Question

A wheel 2.00m in diameter lies in a vertical plane and rotates about its central axis with a constant angular acceleration of 4.00 rad/s². The wheel starts at rest at t=0 , and the radius vector of a certain point P on the rim makes an angle of 57.3° with the horizontal at this time. At t=2.00s , find(d) the angular position.

Answer 1

To find the angular position of the wheel at t = 2.00 s, we can use the equation θ = θ0 + (1/2)αt², where θ is the angular position, θ0 is the initial angular position, α is the angular acceleration, and t is the time. Given that the wheel starts at rest, the initial angular velocity is 0 rad/s. Plugging in the values, we find that the angular position at t = 2.00 s is 65.3°.

Step-by-step explanation:

To find the angular position of the wheel at t = 2.00 s, we need to use the equation:

θ = θ0 + ω0t + (1/2)αt²,

where θ is the angular position, θ0 is the initial angular position, ω0 is the initial angular velocity, α is the angular acceleration, and t is the time.
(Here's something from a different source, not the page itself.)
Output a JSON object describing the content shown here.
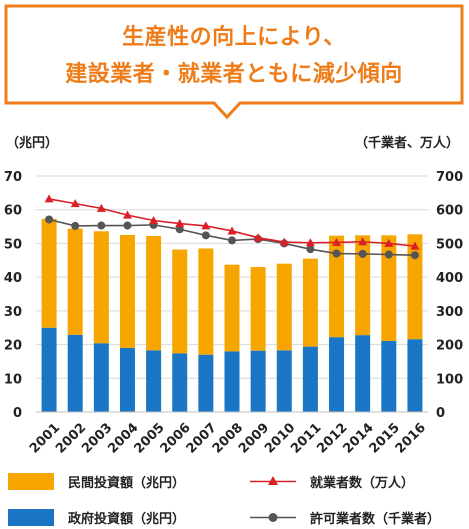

Given that the wheel starts at rest, the initial angular velocity is 0 rad/s. Therefore, the equation simplifies to:

θ = θ0 + (1/2)αt².

Using the given values, we can calculate the angular position at t = 2.00 s:

θ = 57.3° + (1/2)(4.00 rad/s²)(2.00 s)² = 57.3° + 8.00 rad = 65.3°.

Answer 2

The angular position of point P on the wheel at time t = 2.00 seconds, with an initial angle of 57.3° and an angular acceleration of 4.00 rad/s², is 17 radians.

Step-by-step explanation:

You want to find the angular position of a point on a wheel at a certain time given the initial angle, angular acceleration, and time that has elapsed. The initial angle is given as 57.3° (which is equivalent to 1 radian), the angular acceleration is 4.00 rad/s², and the time is 2.00 seconds. To calculate the angular position, θ, we can use the following kinematic equation for rotational motion:

θ = θ0 + ω0t + ½αt²

Where θ0 is the initial angular position, ω0 is the initial angular velocity (0 rad/s since the wheel starts at rest), α is the angular acceleration, and t is the time.

Let's plug in the known values:

• θ0 = 1 rad
• ω0 = 0 rad/s
• α = 4.00 rad/s²
• t = 2.00 s

Substituting these into the formula, we get:

θ = 1 rad + (0 rad/s × 2.00 s) + ½(4.00 rad/s²)(2.00 s)²

θ = 1 rad + 0 rad + (0.5 × 4.00 rad/s² × 4.00 s²)

θ = 1 rad + 16 rad

θ = 17 rad

The angular position of point P on the wheel at t = 2.00s is 17 radians.